As Herbert Pocket, Pip's friend in Great Expectations, Guinness's career in films began. Through the next several years, he made some classic films, including: Kind Hearts and Coronets (1949), in which Guinness played the eight heirs to a dukedom; The Lavender Hill Mob (1951), with Guinness as the mousy clerk turned bank robber; The Man in the White Suit (1951), with Guinness as the chemist who invents a fabric that will never wear out.
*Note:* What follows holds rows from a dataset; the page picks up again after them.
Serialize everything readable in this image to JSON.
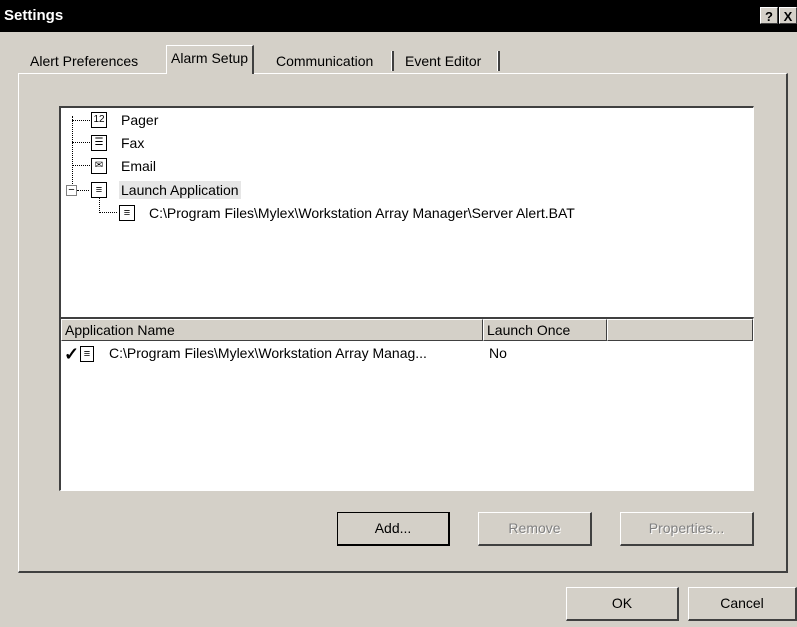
{
  "window": {
    "title": "Settings",
    "help_glyph": "?",
    "close_glyph": "X"
  },
  "tabs": [
    {
      "label": "Alert Preferences"
    },
    {
      "label": "Alarm Setup"
    },
    {
      "label": "Communication"
    },
    {
      "label": "Event Editor"
    }
  ],
  "tree": {
    "items": [
      {
        "label": "Pager",
        "icon": "pager-icon"
      },
      {
        "label": "Fax",
        "icon": "fax-icon"
      },
      {
        "label": "Email",
        "icon": "email-icon"
      },
      {
        "label": "Launch Application",
        "icon": "application-icon"
      }
    ],
    "child": {
      "label": "C:\\Program Files\\Mylex\\Workstation Array Manager\\Server Alert.BAT",
      "icon": "application-icon"
    },
    "expander_glyph": "−"
  },
  "list": {
    "columns": [
      "Application Name",
      "Launch Once"
    ],
    "rows": [
      {
        "check": "✓",
        "name": "C:\\Program Files\\Mylex\\Workstation Array Manag...",
        "launch_once": "No"
      }
    ]
  },
  "buttons": {
    "add": "Add...",
    "remove": "Remove",
    "properties": "Properties...",
    "ok": "OK",
    "cancel": "Cancel"
  }
}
In 1957, Guinness took the role of Colonel Nicholson, the unyielding British POW leader in Bridge on the River Kwai for which Guinness won an Academy Award for Best Actor. Referred to by Lean as "my good luck charm," Guinness was cast in several David Lean films over the next few years.

In 1977, George Lucas approached Guinness about playing the part of Obi-Wan Kenobi who agreed with certain conditions. Guinness is quoted as saying, "What I didn't tell him was that I just couldn't go on speaking those bloody awful, banal lines. I'd had enough of the mumbo jumbo," he told Talk interviewer Fintan O'Toole. As a result, the part of Obi-Wan was drastically cut, but not enough to stop the fans from finding the gentle Jedi Master a major focal point of the original saga. Guinness was nominated as Best Supporting Actor for his role as Obi-Wan Kenobi in 1977.

In the two of three bestselling autobiographies, Guinness relates some Star Wars thoughts and funny antidotes.

Guinness won the Best Actor Oscar for Bridge on the River Kwai. He was nominated in 1958 for his screenplay adaptation of Joyce Cary's The Horses Mouth and in 1977 for Best Supporting Actor in Star Wars. In 1980, Sir Alec Guinness received an Academy Honorary Award for lifetime achievement. As Commander of the Order of the British Empire in 1955 and knighted in 1959, Guinness became a Companion of Honor in 1994 at 80 years of age. Sir Guinness has a star on the Hollywood Walk of Fame located at 1559 Vine.

Sir Alec Guinness died on August 5, 2000, at Midhurst in West Sussex, of prostate cancer. He is interred in Petersfield, Hampshire, England.